Martiño cabeceó para mostrar su silenciosa desaprobación. Tampoco iban tan descaminados los municipales si tomaban por loco a la persona que empapelaba las rejas de la catedral con mensajes estúpidos contra el arzobispo, el Papa y los peregrinos que venían a Santiago a ganar el jubileo. No, no iban descaminados, pero, en el caso de que Fiz estuviera loco, se trataba de un loco inofensivo y decente. No es que él aplaudiera sus salidas nocturnas y los papelitos pegados en las rejas de la catedral, pero, al fin y al cabo, quién podía decirse libre de perpetrar bobadas similares a las de Fiz, o incluso más perniciosas. Los políticos municipales, por ejemplo, empeñados en regar las calles del casco histórico todas las noches, como si la perenne lluvia santiaguesa fuera insuficiente o como si, en lugar de piedra pura y centenaria, estuvieran las rúas hechas de ladrillos de adobe que hubiera que refrescar.
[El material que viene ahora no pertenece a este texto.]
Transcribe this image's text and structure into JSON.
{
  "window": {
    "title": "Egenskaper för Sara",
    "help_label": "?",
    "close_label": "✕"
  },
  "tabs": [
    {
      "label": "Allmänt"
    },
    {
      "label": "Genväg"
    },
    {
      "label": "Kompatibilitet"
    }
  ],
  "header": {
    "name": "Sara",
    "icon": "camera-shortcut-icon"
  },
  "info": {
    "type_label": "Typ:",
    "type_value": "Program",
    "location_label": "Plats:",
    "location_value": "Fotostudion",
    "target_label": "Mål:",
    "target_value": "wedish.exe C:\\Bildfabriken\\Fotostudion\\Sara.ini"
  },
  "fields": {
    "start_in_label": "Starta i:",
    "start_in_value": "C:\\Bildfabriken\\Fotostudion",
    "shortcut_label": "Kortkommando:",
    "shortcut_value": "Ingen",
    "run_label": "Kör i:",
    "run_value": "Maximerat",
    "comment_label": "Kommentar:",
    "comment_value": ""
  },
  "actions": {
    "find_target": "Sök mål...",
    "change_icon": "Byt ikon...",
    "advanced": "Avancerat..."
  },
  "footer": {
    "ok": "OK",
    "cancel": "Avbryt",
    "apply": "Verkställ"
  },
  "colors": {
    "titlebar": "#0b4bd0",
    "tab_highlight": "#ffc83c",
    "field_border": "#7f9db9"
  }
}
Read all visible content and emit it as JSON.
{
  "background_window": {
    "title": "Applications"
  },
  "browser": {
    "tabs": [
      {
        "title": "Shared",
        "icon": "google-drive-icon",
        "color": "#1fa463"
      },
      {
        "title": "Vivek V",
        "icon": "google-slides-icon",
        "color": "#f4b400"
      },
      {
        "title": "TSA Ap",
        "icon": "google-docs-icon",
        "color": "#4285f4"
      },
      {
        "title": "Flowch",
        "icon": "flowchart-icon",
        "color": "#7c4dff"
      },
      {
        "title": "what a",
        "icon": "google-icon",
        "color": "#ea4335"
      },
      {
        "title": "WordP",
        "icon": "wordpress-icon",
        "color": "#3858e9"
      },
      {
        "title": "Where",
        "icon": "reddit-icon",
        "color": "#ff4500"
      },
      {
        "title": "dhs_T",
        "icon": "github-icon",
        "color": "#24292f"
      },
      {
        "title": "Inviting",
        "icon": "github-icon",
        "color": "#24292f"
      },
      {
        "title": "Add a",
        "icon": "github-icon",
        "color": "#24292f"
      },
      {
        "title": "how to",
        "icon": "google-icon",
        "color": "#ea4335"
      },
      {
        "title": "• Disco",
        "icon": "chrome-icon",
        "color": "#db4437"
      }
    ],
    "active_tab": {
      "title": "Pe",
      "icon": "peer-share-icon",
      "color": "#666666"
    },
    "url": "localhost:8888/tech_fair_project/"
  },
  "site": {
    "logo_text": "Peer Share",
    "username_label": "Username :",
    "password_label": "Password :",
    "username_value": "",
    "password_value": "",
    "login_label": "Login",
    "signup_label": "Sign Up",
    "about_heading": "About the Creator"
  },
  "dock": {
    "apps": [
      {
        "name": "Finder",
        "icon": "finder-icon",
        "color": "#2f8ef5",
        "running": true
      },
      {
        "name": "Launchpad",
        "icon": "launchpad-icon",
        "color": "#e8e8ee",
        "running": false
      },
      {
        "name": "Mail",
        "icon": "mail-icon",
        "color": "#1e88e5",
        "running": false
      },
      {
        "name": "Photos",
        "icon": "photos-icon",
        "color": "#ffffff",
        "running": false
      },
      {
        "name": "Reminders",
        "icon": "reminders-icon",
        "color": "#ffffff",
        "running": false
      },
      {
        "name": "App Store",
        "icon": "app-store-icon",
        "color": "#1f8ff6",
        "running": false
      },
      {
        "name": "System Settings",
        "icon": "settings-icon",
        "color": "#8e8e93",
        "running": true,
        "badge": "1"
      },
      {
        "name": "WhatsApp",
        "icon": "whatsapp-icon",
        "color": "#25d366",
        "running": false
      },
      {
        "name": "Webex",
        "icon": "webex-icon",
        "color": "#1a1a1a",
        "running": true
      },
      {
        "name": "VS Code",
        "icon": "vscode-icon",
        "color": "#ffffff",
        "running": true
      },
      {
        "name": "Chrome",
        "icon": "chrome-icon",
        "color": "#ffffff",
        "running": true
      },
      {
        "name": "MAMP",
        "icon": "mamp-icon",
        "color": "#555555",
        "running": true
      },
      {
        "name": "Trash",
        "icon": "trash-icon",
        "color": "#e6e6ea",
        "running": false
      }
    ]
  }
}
Aquello sí era un verdadero disparate: regar las calles de Santiago. Bah. Y además un despilfarro.
—¿Y cómo piensas quitarte de en medio a los polis? —quiso saber el empleado del hogar.
Su jefe hizo una uve con los hombros. Ya pensaría en esos asuntos cuando tuviera ganas, porque ahora la pena le reverberaba en el interior de la cabeza y comenzaba a diluir los escasos brotes de optimismo que la lectura del periódico le habían producido. Se iba a la cama, a seguir naufragando en la charca cenagosa de sus penurias.
—Las pastillas —le advirtió Martiño blandiendo una tableta en la mano.
Fiz ni siquiera se volvió. Palmeó el aire como si espantara un mal augurio y siguió camino hasta el dormitorio.
Un gesto muy similar le sirvió a Martiño para dar la conversación por terminada y dedicarse a sus asuntos.
Arrastró el sofá hasta separarlo de la pared. Solo Dios sabía con qué podría encontrarse después de una semana sin pasar la escoba por allí. El viejo
Diderot
lo seguía con su mirada líquida de perro enfermo. Ocupaba la única esquina soleada del salón. Su edad no se sabía, pero el tumor seco que le sobresalía por el ano y el pelo blanco del hocico no presagiaban muchos más años de vida.
Martiño notó los ojos del can punzándole en la espalda. Se volvió.
—¿Y tú, qué tienes que decir sobre el asunto?
El animal levantó una oreja y se pasó la lengua rosa por los morros negros.
—Escucha esto.
Volvió a coger el periódico y leyó:
»En la tarde de ayer un representante del arzobispado de Santiago acudió a la policía local para denunciar los actos de gamberrismo y sabotaje que algunos desconocidos vienen llevando a cabo desde hace aproximadamente un mes contra las puertas de la catedral compostelana, concretamente en las rejas del Obradoiro y de la Puerta Santa. Los desconocidos pegan en los labrados de herrería diferentes papeles en los que pueden leerse textos ofensivos contra el Año Xacobeo, el arzobispo y la Iglesia, así como mensajes contra la próxima visita del Papa a nuestra ciudad.
»Desde el arzobispado confían en que se trate simplemente de una broma de mal gusto por parte de algún grupo de jóvenes extremistas; no obstante, y dada la reiteración de los hechos, han decidido ponerlo en conocimiento de la policía.
»Los mandos de la policía local, en conversación con este periódico, han asegurado que a partir de hoy vigilarán con especial celo los alrededores de la catedral, en espera de que estos ataques contra el patrimonio y el buen gusto terminen cuanto antes. Asimismo, han declarado que la seguridad de los peregrinos está más que garantizada y que incluso algunas de las amenazas vertidas en esas notas carecen de una estructura sintáctica lógica, por lo que no se descarta que sean obra de un desequilibrado».